Some of my customers order “frosted” blades, but what does that mean? And why is it cheaper than the crystal clear blades? Today, I will share with you the answers to these questions and more. Stand back everyone! It’s about to get nerdy in here… as we discuss the secrets behind the movie magic.
First, let’s start with my signature crystal clear acrylic swords.
This lovely Jahoel model short sword takes five hours of wet sanding to bring it to this level of clarity. Longswords like Azrael can take as long as seven straight hours of polishing! When placed on an open book, you can easily read through this blade.
This clarity comes at a price, and I don’t just mean money.
Here is an Azrael sword lit up in pitch darkness. Do you see the swath of darkness up the middle? Why doesn’t it light up evenly? Hang onto your hats guys, it’s time for science!
The beam of a flash light shines straight and true, illuminating the space you shine it on. The protective glass, or plastic protecting the light bulb inside is polished to 100% clarity to make sure all of that light goes where you want it to.
But you want a sword, not a flash light! How can we make the sword glow and not just let all that light pass directly through? We need to give the light something to reflect off of. That is why the edges of Azrael are so bright in the image. The curved surfaces of the sword meet in points and ridges and it is here that the light bounces off the acrylic in a way you can see it.
Here is a method for getting the sword to be brighter, though. Let’s take a look at Jace’s sword from The Mortal Instruments movie.
You will quickly notice that the edge of this sword is frosted, unlike the rest of it which is crystal clear. Why did the movie’s prop team do this? To properly explain, we must see the blade in action.
Yes, I know, we all need a moment to drool over Jamie Bower …
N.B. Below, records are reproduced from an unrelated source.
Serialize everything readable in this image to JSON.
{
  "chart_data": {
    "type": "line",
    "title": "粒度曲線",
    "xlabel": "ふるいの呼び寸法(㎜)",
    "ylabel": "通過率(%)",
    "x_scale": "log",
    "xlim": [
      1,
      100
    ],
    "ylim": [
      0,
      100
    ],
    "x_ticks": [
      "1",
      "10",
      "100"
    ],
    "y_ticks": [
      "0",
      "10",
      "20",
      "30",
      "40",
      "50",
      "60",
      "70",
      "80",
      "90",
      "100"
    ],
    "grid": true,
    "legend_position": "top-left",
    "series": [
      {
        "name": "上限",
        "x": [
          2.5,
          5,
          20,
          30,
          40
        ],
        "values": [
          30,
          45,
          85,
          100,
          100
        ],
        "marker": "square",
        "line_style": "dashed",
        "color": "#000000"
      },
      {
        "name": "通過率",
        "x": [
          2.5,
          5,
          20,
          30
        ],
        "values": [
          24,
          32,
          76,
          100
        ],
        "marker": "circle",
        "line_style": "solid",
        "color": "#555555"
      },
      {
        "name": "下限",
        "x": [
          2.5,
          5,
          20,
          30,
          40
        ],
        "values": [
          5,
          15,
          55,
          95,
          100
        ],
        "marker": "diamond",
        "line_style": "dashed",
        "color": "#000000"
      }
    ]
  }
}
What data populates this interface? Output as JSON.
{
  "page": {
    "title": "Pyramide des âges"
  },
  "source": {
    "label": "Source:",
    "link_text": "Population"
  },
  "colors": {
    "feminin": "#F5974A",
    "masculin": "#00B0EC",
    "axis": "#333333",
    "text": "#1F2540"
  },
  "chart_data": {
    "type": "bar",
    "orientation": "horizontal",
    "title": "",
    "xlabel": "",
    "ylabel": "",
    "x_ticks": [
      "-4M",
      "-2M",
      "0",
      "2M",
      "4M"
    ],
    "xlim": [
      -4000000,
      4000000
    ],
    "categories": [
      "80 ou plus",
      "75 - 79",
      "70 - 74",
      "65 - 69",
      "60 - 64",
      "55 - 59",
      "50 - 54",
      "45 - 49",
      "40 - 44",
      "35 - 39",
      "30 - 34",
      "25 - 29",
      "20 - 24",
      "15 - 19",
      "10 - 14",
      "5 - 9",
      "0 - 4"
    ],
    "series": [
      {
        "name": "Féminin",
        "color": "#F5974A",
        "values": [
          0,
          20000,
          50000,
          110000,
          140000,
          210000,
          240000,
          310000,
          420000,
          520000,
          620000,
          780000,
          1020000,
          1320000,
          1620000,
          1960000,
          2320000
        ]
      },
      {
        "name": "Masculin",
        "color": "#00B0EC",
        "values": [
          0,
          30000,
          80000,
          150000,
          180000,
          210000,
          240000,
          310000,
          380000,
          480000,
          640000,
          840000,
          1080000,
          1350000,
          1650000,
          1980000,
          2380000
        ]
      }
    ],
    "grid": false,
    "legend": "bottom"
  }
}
Okay! Moving right along. This sword has no light in it. So how is it glowing? Look carefully at where the shadows are on the actor’s body. He’s lit from underneath. By frosting the blade’s edge, the prop team cleverly gave the appearance of an inner glow by giving the light something to reflect off of! Pretty genius huh?
So what would it look like if the whole blade were frosted?
Hands up everybody who recognizes this image! Yeah, I knew you would. This is a blade from the Shadowhunters TV show. The props team decided to opt for a handle that you can’t see through in order to hide a light inside. The style has definitely grown on me. There’s a lot of room to customize a sword just by its wrapping.
Ah but enough of my chatter about handles. It’s the blade we’re interested in here. Why is the frosted blade so much brighter? “Frosted” pretty much means “millions of tiny abrasions all over the surface” and it’s these tiny scratches that the light bounces off. Sometimes this effect is achieved by spraying a matte finish all over the sword, but this is not how I do it. Because my frosting effect is part of the blade itself, it cannot be rubbed off with wear.
Now, I mentioned that my frosted blades are cheaper than the crystal clear ones. This is because the frosted blades require only two to three hours of polishing.
If you don’t care about being able to read through the blade, then not only can I cut the polishing hours in half, but I can also use a smaller LED like the one you see here. You wouldn’t think that it would make a big impression, being so tiny but …
It sure does. With the light bouncing off millions of tiny abrasions all over the surface of the blade, it illuminates the pommel (butt end) of the sword even though the LED is pointed in the opposite direction!
Is there a difference in the smoothness of the sword? Yes. The crystal clear blades have a texture like satin, or glass. It’s a sort of liquid smoothness. The frosted blades feel more like silk or steel. Still quite smooth. The difference is a small one.
Any questions or comments about frosted blades? Scribble it in the comments and I will be happy to answer. I have a question for you, fellow Shadowhunter fans! Do you like the TV or movie blades better? And why?
I like the TV show blades better, personally. I love working with leather wrapped hilts!